The California Air Resources Board – the body charged with overseeing the implementation of the state's 2006 Global Warming Solutions Act (AB32) – unanimously approved the roadmap of strategies that sets out the details of how annual emissions will be cut.
Seven Western states (Arizona, California, Montana, New Mexico, Oregon, Washington, and Utah) and four Canadian provinces (British Columbia, Manitoba, Quebec and Ontario) have followed California’s lead by pledging to cut greenhouse gas emissions as part of a Western Climate Initiative.

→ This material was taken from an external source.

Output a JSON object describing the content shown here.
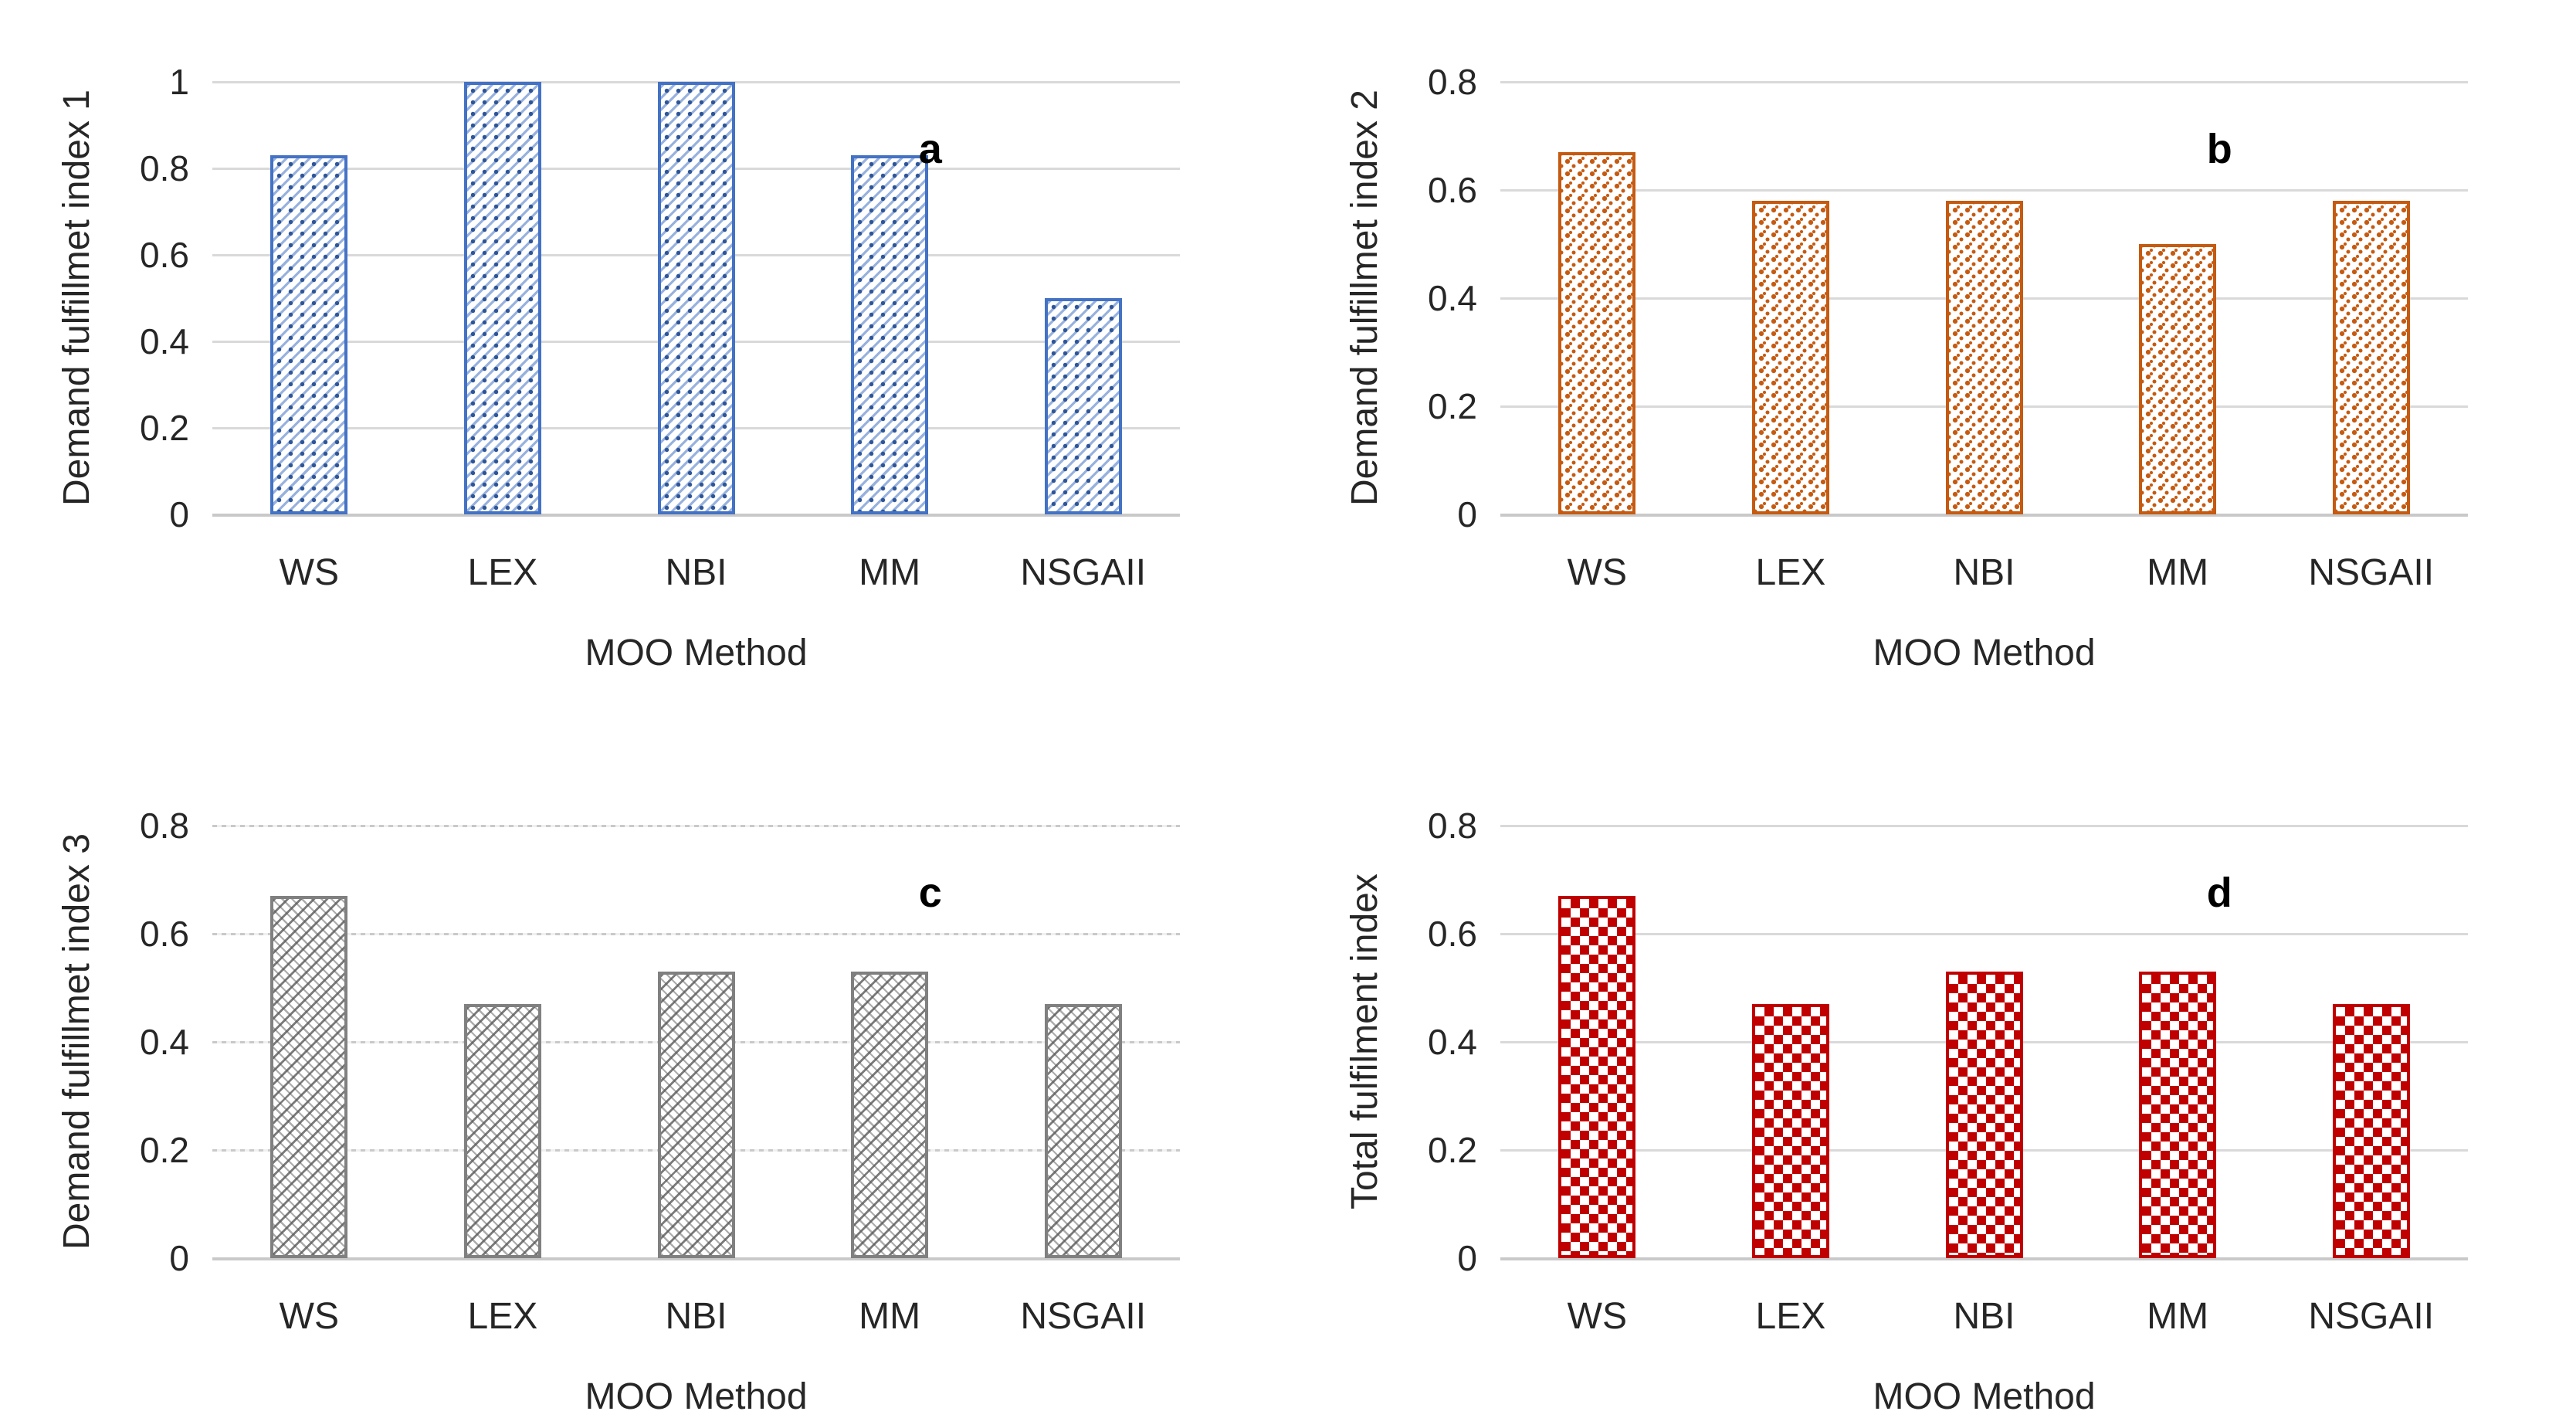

“Once again, California leads the nation in environmental laws,” says Robert Stern, president of the Center for Governmental Studies, a political reform and community development group in Los Angeles. “What is ironic is that it is a Republican governor who is the catalyst for this action, since past environmental innovations in California have been opposed by the Bush administration. With a new Democratic administration about to take over the federal government, it is unlikely that the federal government will drag its heels and make any attempt to undercut the California and Western state effort in this area. In fact, this effort might be the model for federal action.”
Some in the business community are critical, saying that the new rules will sock consumers with billions of dollars in increased electricity and natural gas prices, new carbon and water fees, high building costs, rents, and mortgages.
“California consumers and businesses deserve to know what the cost of AB32 implementation means to them now and into the future," said Dorothy Rothrock, spokesman for the California Manufacturers and Technology Association, and cochair of the AB32 Implementation Group, a statewide coalition of more than 180 businesses. "The AB32 scoping plan is very ambitious and we need to get it right if we expect other states, the nation, and the world to align with California’s model.”
But some political experts say the effort will become a new model for the Obama administration. They claim it will increase gross state product by $76 billion, boost household incomes by $48 billion, and create as many as 403,000 jobs in a new, clean-energy economy.
“California already leads the nation in clean-tech investment,” said James Fine, EDF economist and policy scientist. “The Air Resources Board’s approval of its plan to implement the Global Warming Solutions Act will reinforce this trend. Our state is well-positioned to make enacting this law an opportunity, both economically and environmentally, rather than a burden, as some naysayers suggest. By approving the action plan, ARB is acknowledging definitively that the most expensive option for California is inaction in fighting global warming.”